What is very interesting to note two of these leaders (Draghi and Johnson recently resigned. There is more though, The Belgium Prime just resigned to today. The question is why?
This article is an interesting read. Seems that the anti-hero changes roles when sympathy is applied to the assassin and his revealed motives on why he killed a head of state. Very very weird story! “The Atlantic” is a liberal pink commie rag, however this article with the exception of a few jabs at conservative views is a well written piece that offers many insights of Japan’s political culture and associations such as “The Moonies” and the Unification Church" that go back as early as the 50’s.
Japanese politicians may never again approach a campaign crowd with the same ease Abe displayed when he arrived that July morning at Nara. His death may come to mark a moment of lost innocence, the way the assassination of John F. Kennedy does in the United States
Although Abe’s reputation has been stained, it may recover somewhat. His harshest critics tend to be older Japanese who have strong memories of the war and its aftermath, and who fear the revival of their country’s military power. As that generation dies off, Abe may come to seem prescient, because of the way he prepared his country for the threats of a new century in which Japan must defend itself from an assertive China.
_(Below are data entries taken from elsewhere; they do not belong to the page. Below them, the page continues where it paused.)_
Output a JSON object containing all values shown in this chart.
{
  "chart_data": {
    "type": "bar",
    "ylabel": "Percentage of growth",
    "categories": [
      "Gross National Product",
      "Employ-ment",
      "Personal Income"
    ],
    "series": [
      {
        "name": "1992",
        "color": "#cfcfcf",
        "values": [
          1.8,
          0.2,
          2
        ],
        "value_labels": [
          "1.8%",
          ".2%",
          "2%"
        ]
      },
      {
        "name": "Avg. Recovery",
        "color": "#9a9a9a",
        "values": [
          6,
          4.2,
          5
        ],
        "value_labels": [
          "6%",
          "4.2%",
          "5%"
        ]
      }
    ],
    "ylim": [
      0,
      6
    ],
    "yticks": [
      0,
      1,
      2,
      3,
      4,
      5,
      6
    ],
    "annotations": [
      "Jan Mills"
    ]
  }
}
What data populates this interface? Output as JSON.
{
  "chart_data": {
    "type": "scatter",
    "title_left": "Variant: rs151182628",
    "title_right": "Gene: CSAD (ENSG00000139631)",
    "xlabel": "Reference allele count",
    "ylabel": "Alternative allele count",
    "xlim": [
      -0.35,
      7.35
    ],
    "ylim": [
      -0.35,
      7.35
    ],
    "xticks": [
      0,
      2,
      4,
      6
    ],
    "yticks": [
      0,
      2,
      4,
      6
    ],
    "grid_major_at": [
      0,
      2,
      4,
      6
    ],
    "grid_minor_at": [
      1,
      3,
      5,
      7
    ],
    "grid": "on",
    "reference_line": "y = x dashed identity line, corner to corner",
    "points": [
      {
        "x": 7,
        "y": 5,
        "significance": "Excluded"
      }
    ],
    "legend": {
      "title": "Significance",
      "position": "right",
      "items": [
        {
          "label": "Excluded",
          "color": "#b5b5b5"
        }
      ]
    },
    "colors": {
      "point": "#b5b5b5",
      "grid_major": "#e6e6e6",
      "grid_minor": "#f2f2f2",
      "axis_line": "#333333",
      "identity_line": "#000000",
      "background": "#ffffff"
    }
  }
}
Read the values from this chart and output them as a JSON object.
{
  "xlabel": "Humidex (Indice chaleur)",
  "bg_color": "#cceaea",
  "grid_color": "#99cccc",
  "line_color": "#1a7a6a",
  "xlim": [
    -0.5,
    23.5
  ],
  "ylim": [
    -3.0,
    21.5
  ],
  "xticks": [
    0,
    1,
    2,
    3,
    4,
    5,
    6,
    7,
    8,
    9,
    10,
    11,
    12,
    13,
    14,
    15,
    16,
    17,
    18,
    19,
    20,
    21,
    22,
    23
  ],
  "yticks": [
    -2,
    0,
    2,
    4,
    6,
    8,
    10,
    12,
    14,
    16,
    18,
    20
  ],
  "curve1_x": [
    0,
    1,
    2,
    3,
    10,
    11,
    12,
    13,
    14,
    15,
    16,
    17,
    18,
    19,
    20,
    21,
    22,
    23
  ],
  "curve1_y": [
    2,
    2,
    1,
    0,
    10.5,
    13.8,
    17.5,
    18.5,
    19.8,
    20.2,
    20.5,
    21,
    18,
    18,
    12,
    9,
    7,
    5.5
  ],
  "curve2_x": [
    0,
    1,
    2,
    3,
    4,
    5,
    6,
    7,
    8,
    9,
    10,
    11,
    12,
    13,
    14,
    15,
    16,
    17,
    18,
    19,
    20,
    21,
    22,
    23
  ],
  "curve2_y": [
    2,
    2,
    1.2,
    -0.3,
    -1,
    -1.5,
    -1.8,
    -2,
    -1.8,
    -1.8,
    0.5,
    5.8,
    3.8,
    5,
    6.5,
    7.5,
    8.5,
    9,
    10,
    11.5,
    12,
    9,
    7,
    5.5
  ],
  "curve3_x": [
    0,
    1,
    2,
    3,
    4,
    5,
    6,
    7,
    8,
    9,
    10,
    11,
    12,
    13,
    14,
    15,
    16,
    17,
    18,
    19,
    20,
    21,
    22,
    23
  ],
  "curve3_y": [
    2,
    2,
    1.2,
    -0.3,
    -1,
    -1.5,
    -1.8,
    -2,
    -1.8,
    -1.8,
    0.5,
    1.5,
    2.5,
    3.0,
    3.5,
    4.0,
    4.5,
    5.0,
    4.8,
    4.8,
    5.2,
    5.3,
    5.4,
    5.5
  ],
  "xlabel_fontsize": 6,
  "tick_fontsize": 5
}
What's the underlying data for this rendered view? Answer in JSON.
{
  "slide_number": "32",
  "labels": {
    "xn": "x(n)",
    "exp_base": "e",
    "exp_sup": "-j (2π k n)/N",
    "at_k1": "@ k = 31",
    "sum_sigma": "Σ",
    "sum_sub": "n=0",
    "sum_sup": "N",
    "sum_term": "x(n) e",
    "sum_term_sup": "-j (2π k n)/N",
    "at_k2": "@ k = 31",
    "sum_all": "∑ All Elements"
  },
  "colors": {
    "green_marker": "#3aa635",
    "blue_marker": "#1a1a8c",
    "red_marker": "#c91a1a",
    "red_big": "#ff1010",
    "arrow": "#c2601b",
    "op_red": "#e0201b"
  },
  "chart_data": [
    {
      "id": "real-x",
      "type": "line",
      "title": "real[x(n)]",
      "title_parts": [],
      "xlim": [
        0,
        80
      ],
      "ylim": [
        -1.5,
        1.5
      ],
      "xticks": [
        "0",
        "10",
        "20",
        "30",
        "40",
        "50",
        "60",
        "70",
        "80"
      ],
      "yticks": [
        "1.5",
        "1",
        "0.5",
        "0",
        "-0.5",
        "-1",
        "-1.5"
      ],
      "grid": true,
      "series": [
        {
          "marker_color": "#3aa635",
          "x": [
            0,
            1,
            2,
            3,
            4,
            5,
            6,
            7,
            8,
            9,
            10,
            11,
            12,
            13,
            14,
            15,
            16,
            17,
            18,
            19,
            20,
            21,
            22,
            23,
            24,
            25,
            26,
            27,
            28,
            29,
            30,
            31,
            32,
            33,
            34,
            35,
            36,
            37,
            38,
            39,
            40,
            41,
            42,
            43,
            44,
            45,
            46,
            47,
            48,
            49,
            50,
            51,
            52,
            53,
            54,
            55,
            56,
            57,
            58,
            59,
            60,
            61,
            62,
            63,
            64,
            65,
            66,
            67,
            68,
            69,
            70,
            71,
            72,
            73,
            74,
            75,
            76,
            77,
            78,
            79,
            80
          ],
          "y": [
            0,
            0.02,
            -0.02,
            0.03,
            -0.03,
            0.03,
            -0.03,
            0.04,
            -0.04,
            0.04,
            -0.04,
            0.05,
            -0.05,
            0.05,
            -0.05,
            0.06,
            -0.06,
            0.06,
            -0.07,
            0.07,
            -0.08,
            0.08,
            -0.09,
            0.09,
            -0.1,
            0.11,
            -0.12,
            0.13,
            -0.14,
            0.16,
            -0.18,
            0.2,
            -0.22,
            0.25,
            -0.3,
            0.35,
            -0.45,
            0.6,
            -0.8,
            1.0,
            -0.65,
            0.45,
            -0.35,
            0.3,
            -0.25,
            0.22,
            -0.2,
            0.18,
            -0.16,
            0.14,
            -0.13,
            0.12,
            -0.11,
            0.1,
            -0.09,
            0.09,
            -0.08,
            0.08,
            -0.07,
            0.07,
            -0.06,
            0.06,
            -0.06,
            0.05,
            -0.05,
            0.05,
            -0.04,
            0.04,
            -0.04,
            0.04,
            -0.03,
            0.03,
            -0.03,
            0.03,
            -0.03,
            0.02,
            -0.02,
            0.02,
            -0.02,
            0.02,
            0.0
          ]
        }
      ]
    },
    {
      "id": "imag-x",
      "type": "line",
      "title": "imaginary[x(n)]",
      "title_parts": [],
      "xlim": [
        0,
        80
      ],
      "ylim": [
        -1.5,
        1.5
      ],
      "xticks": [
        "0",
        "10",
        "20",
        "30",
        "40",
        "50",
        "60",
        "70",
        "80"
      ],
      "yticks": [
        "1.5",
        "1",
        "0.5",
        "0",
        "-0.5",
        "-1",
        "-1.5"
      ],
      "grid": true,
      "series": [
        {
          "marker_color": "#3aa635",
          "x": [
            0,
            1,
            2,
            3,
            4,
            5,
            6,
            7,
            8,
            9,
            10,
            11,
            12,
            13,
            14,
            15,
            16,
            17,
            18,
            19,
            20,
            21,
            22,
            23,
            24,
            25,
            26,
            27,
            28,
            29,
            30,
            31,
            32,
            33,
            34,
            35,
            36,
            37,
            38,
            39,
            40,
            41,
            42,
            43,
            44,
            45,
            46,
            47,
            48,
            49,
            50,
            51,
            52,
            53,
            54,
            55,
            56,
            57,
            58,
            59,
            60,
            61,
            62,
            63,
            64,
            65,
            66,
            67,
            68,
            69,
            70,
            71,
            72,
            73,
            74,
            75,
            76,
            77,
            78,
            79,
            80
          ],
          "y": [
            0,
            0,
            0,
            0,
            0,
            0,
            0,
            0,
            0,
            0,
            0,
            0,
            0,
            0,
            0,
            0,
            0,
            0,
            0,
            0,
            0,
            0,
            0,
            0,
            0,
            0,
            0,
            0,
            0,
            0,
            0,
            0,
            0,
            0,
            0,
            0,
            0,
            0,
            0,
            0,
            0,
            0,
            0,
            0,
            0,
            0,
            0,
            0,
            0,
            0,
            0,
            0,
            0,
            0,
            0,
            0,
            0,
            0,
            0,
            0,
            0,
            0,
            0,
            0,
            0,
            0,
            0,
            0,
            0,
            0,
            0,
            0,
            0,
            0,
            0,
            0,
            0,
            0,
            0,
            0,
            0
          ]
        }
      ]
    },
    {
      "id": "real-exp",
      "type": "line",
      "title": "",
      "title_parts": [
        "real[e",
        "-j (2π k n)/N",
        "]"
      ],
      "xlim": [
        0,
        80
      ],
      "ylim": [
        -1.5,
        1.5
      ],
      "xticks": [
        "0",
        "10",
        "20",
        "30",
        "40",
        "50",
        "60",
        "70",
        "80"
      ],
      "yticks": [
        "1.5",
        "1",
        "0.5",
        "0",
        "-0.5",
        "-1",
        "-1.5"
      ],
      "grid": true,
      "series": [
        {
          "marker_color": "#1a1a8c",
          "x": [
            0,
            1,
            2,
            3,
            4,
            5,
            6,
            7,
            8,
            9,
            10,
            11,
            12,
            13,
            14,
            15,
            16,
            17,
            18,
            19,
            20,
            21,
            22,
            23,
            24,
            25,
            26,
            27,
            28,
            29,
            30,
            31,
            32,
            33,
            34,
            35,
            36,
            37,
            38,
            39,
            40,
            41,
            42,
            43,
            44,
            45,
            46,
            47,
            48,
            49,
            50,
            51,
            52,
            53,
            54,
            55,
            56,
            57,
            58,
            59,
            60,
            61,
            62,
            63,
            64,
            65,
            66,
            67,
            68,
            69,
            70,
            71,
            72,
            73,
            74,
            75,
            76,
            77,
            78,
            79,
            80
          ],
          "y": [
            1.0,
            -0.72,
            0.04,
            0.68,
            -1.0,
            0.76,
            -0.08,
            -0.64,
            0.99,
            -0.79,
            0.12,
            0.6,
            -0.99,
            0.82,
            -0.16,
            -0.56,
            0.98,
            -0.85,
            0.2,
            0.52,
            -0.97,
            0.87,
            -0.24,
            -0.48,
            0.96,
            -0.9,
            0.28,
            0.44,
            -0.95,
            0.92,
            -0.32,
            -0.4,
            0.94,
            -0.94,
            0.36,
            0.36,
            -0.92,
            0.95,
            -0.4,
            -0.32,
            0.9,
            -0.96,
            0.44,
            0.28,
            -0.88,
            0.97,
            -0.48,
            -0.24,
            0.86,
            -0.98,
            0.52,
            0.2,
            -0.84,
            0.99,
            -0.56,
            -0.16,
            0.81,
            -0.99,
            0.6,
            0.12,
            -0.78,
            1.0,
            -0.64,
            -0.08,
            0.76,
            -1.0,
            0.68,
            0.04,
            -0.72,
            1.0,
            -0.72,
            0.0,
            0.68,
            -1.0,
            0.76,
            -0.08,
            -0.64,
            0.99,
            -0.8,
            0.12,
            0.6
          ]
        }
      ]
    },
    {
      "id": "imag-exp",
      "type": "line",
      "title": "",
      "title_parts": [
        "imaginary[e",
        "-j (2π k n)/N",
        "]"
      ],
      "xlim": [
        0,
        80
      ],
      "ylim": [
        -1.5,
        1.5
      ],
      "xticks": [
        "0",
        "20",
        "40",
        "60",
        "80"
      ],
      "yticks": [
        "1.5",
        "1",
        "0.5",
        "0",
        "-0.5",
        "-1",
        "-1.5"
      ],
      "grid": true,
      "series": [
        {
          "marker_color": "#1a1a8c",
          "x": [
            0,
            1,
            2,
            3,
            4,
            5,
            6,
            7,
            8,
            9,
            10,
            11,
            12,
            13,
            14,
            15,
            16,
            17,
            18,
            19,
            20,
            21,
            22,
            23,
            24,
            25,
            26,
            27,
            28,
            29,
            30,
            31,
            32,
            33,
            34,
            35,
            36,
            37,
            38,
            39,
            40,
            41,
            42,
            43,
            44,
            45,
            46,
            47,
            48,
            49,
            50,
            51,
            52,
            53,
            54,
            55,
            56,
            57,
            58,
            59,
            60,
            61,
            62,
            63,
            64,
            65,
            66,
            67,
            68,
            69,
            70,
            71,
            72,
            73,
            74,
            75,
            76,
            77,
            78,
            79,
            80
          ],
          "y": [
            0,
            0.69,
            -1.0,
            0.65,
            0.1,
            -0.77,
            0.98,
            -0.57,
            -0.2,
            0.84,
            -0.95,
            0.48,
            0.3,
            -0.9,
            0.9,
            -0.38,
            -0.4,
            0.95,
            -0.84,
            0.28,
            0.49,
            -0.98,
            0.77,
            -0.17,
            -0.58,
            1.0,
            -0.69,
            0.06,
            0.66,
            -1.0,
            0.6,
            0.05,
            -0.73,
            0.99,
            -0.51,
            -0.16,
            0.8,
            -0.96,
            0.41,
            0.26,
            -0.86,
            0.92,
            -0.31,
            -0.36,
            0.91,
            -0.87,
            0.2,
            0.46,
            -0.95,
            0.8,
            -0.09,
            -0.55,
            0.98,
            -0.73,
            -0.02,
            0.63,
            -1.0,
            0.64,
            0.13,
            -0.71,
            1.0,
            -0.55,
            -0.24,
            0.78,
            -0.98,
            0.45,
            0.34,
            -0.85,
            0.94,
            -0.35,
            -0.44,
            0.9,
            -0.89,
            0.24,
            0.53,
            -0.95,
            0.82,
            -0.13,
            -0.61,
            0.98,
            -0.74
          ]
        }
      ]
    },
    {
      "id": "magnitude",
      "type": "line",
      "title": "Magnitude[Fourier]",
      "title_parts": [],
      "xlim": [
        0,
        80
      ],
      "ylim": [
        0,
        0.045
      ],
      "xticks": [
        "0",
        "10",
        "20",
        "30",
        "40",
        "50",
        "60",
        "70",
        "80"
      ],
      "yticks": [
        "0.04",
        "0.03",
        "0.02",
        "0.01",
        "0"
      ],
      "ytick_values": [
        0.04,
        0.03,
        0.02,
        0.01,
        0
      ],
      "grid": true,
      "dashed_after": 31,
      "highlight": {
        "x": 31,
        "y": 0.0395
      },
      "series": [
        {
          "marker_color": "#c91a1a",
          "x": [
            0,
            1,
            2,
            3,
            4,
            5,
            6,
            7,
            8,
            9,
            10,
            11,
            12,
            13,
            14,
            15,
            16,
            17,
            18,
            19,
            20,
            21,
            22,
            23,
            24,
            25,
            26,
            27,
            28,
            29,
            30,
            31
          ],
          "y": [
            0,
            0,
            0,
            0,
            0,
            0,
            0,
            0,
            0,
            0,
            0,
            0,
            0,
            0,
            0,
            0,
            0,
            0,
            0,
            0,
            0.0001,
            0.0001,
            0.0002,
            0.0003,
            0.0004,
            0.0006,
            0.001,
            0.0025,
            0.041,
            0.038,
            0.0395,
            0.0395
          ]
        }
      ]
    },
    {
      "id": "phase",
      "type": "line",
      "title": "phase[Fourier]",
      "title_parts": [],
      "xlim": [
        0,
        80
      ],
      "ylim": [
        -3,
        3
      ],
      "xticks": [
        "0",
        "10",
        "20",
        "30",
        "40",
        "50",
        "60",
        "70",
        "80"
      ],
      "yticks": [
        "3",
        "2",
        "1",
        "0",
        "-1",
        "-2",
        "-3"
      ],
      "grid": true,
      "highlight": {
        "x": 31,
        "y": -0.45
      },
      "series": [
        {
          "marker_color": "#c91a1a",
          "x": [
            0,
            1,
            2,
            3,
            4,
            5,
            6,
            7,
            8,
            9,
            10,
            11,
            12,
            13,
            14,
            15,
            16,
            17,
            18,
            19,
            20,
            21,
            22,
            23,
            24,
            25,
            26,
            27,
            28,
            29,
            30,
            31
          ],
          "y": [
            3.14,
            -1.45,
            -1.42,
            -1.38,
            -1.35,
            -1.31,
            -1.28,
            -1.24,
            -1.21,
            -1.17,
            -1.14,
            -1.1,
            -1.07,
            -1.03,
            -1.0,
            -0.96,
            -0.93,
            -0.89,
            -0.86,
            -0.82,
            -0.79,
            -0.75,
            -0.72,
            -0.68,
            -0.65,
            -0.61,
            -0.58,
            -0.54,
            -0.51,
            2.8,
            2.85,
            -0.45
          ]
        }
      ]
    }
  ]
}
Counterintuitively, the reputation of Yamagami, his alleged assassin, may not suffer. There is an old tradition in Japan of reverence for the doomed hero, the man who undertakes a suicidal quest and becomes a figure of deep nobility, regardless of the justice of his cause. Many Japanese still revere the right-wing nationalists who stormed Tokyo’s government buildings in 1936 and killed not one but two former prime ministers. The plot’s ringleaders were later tried and executed, but a shrine to their memory stands in a prominent place in central Tokyo. The great Japanese author Yukio Mishima memorialized them in a story and a film. Their sincerity and patriotism are what matter to their admirers, not the cruelty of their act or its ramifications.
Something similar could be said of Yamagami. “I no longer have room to think about the political meaning and consequences of Abe’s death,” he wrote a day before the assassination. The purity of his motives—his righteous anger at the Unification Church—seems to have resonated with the Japanese public.
In the months before he fired the fatal shots, Yamagami described himself as a tragic figure, drawn inexorably to a confrontation that would destroy him. And he did not miss the ironic parallel between his own heedless fury and the zealotry of the church members who had ruined his life. His desperation for a murder weapon, he wrote, was “like a member of the Unification Church throwing his life away for a false savior.”